Ho pensato ai soldi. Stare fermo significa perderne o comunque qualcosa di simile. La vita finora era una quadratura, adesso è diventata un triangolo. Ha qualcosa in meno ma devo comunque chiuderla tra certe assi, ché l’infinito da queste parti non esiste e non m’importa. È domenica, mi sono alzato presto con Ciro che mi leccava la faccia, che tu pensi Quanto mi vuole bene ‘sto cane!, e invece ha solo fame. Lo lascio fare per un po’, un tizio che addestra cani mi ha detto di fare così, di non accontentarlo subito. Insomma, mi sveglio e mi metto a piegare le volontà di un cucciolo alle mie. Ne viene fuori una sorta di prepotenza addomesticata che non è sua. Lui se ne fotte, vuole solo cibo, acqua, fare branco. Da quando è con noi, mi sono messo un nuovo vocabolario in mano. Un vocabolario non basta per imparare una lingua, però da qualche parte si deve iniziare. Ieri sono andato a letto con notizie in quarantena e l’ennesimo lavaggio di mani. Me le sto consumando. Un po’ è il sapone, un po’ è Ciro che me le mordicchia in cerca di una sfida piena di sensi tutti da decifrare. A ogni modo i dorsi delle mie mani sono diventati rugosi d’un colpo, sono rughe grattugiate che niente hanno a che fare con il tempo. Piuttosto hanno a che fare con i tempi. Ciro dopo aver mangiato, bevuto, cagato e pisciato nel suo spazio bianco e assorbente, torna in camera e si piazza sul letto. È una sostituzione, in pratica. Pulisco, lo lascio fare e mi do una sistemata per scendere al bar da solo, in cerca di un silenzio che avrei comunque anche in casa ma giù è diverso.
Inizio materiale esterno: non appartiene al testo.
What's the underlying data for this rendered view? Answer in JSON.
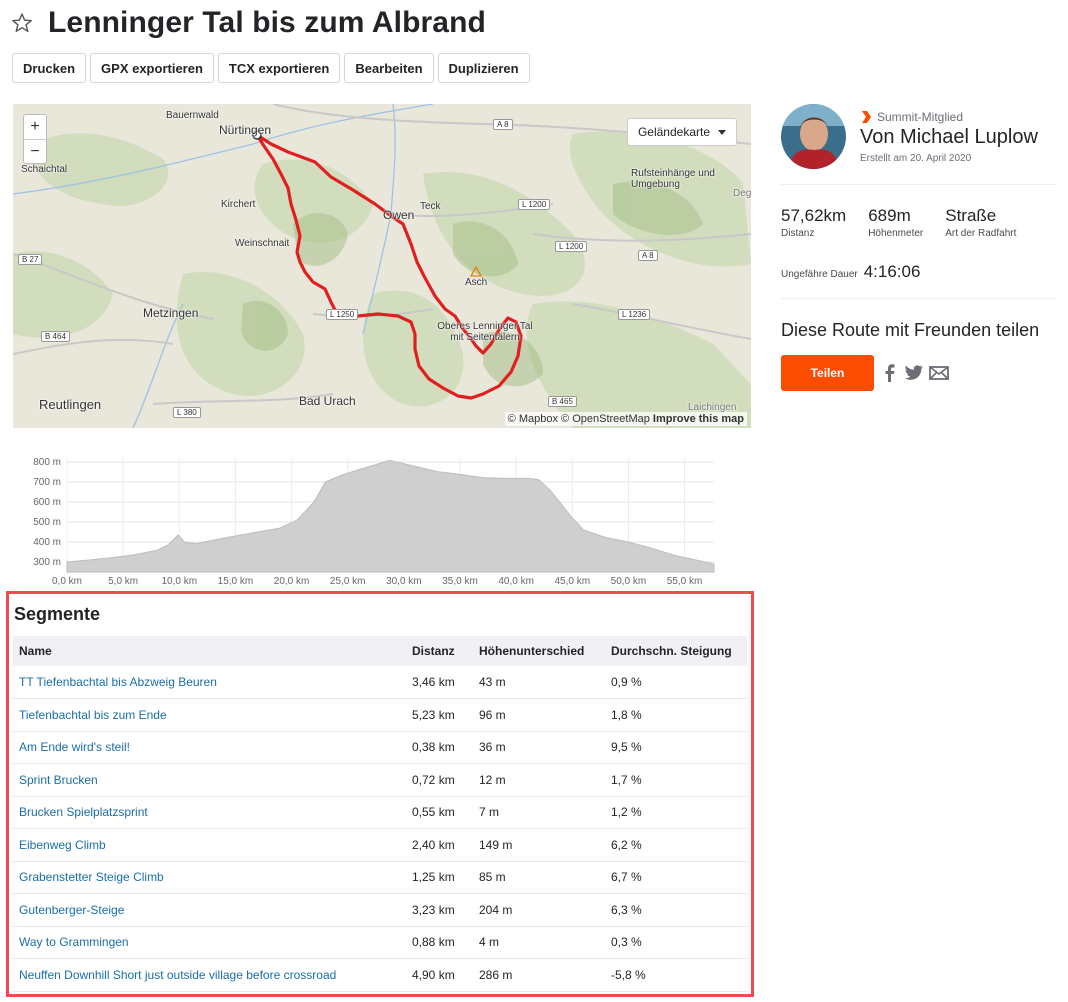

Uno scroll, un secondo scroll, una sedia al sole, uno sguardo altrove e un approfondimento. Inizio a sentirmi pressurizzato, qualcuno o qualcosa ha costruito intorno come una camera di metallo trasparente, non ci sono auto ma è mattino presto e il mio quartiere non è un quartiere di passaggio, che ci devi venire qui o ci vivi. Entro dentro e alle due bariste dico buon otto marzo. Lo faccio tenendomi alla distanza segnata a terra, da un nastro nero che mi separa da loro. Accettano, oggi si festeggiano le donne a porte chiuse e dall’altra parte del bancone ce ne sono due che non si mettono a sfilare corone di femminismo o fastidi per una benedizione che suona con la semplice parola Auguri. Chiacchieriamo un po’, ascolto loro e loro mi ascoltano. Chiedo un cornetto salato da portare via; a Michela piace e a me piace portargliene uno per addolcire il ritorno dal letargo che affronta ogni mattina, weekend inclusi. Ciro è come lei.

Dopo il caffè mi sposto di nuovo fuori per una sigaretta. Indeciso tra il conservare un po’ di polmone semmai dovessi beccarmi il virus e una risposta da dare alla mia necessità di nicotina. Penso ai soldi più che altro. C’è del pratico da sbrigare. Ci sono persone in giro che me ne devono. Sono stati mesi di andate, ritorni e rivoluzioni. I viaggi e le rivoluzioni hanno sempre un prezzo e l’odore del contante appiccicato addosso. Dovrei essere arrabbiato, ma lo sono stato già e ora non serve. Certo, penso, se avessi quei soldi che quei figli di puttana mi devono potrei affrontare questa gabbia di metallo trasparente in un altro modo, ma in fondo che ne so? Questa idea mi porta con velocità ai mesi che sono stati. Tengo a bada la cosa e ritorno alla quiete delle otto e mezzo. Mi incammino.